How Did the Reformation Reform the Study of Nature?


(system) #1
The Reformation isn’t solely responsible for modern science, but the two developed simultaneously—and that’s not a coincidence.
This is a companion discussion topic for the original entry at https://biologos.org/blogs/guest/how-did-the-reformation-reform-the-study-of-nature

(Dr. Ted Davis) #2

Mark,

Thank you for such a skillfully written, cautious overview of this very complex historical question!


(George Brooks) #3

@TedDavis,

I enjoyed this sentence quite a bit!

“Again, however, the synergy of Protestantism and science should not be overstated. Catholic Europe continued to produce outstanding students of nature like Copernicus and Galileo. Catholic opposition to the new science, as in the case of Galileo, came as much from struggles for dominance in the church as from a desire to shut down scientific inquiry.”

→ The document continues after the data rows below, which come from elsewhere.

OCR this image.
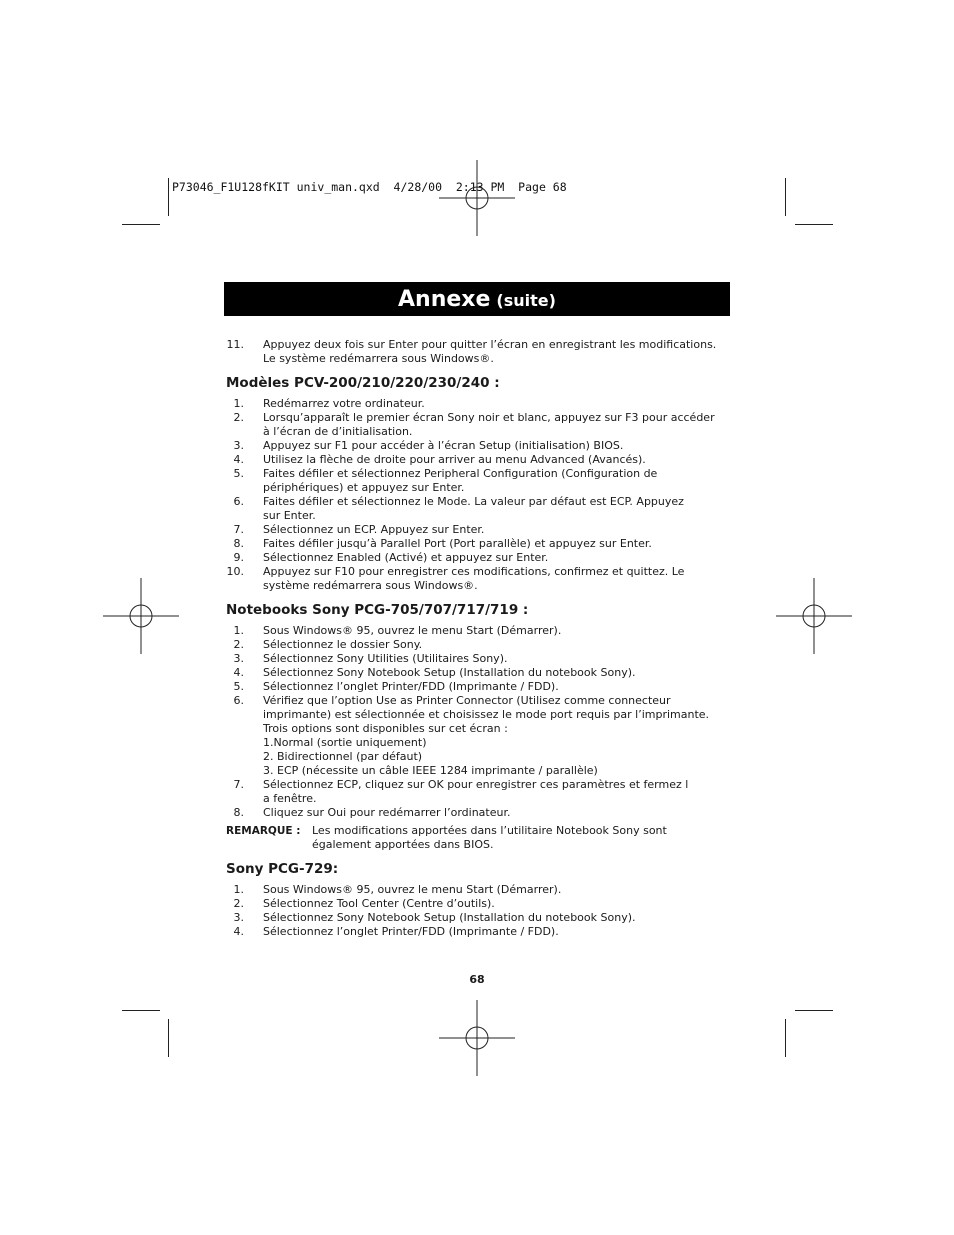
P73046_F1U128fKIT univ_man.qxd  4/28/00  2:13 PM  Page 68
Annexe (suite)
11.	Appuyez deux fois sur Enter pour quitter l’écran en enregistrant les modifications.
Le système redémarrera sous Windows®.
Modèles PCV-200/210/220/230/240 :
1.	Redémarrez votre ordinateur.
2.	Lorsqu’apparaît le premier écran Sony noir et blanc, appuyez sur F3 pour accéder
à l’écran de d’initialisation.
3.	Appuyez sur F1 pour accéder à l’écran Setup (initialisation) BIOS.
4.	Utilisez la flèche de droite pour arriver au menu Advanced (Avancés).
5.	Faites défiler et sélectionnez Peripheral Configuration (Configuration de
périphériques) et appuyez sur Enter.
6.	Faites défiler et sélectionnez le Mode. La valeur par défaut est ECP. Appuyez
sur Enter.
7.	Sélectionnez un ECP. Appuyez sur Enter.
8.	Faites défiler jusqu’à Parallel Port (Port parallèle) et appuyez sur Enter.
9.	Sélectionnez Enabled (Activé) et appuyez sur Enter.
10.	Appuyez sur F10 pour enregistrer ces modifications, confirmez et quittez. Le
système redémarrera sous Windows®.
Notebooks Sony PCG-705/707/717/719 :
1.	Sous Windows® 95, ouvrez le menu Start (Démarrer).
2.	Sélectionnez le dossier Sony.
3.	Sélectionnez Sony Utilities (Utilitaires Sony).
4.	Sélectionnez Sony Notebook Setup (Installation du notebook Sony).
5.	Sélectionnez l’onglet Printer/FDD (Imprimante / FDD).
6.	Vérifiez que l’option Use as Printer Connector (Utilisez comme connecteur
imprimante) est sélectionnée et choisissez le mode port requis par l’imprimante.
Trois options sont disponibles sur cet écran :
1.Normal (sortie uniquement)
2. Bidirectionnel (par défaut)
3. ECP (nécessite un câble IEEE 1284 imprimante / parallèle)
7.	Sélectionnez ECP, cliquez sur OK pour enregistrer ces paramètres et fermez l
a fenêtre.
8.	Cliquez sur Oui pour redémarrer l’ordinateur.
REMARQUE :	Les modifications apportées dans l’utilitaire Notebook Sony sont
également apportées dans BIOS.
Sony PCG-729:
1.	Sous Windows® 95, ouvrez le menu Start (Démarrer).
2.	Sélectionnez Tool Center (Centre d’outils).
3.	Sélectionnez Sony Notebook Setup (Installation du notebook Sony).
4.	Sélectionnez l’onglet Printer/FDD (Imprimante / FDD).
68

“Major Protestant leaders, like Luther and Calvin, rejected new scientific proposals like heliocentrism, even as other Protestants welcomed them.”

"And as has been evident throughout Protestant history, the willingness to question experts on the basis of what individual conscience has determined to be the correct understanding of Scripture or the natural world can easily lead to every-man-for-himself anti-intellectualism. "

Another reason to adopt the “Complex Thesis” - - instead of the “Conflict Thesis” !!!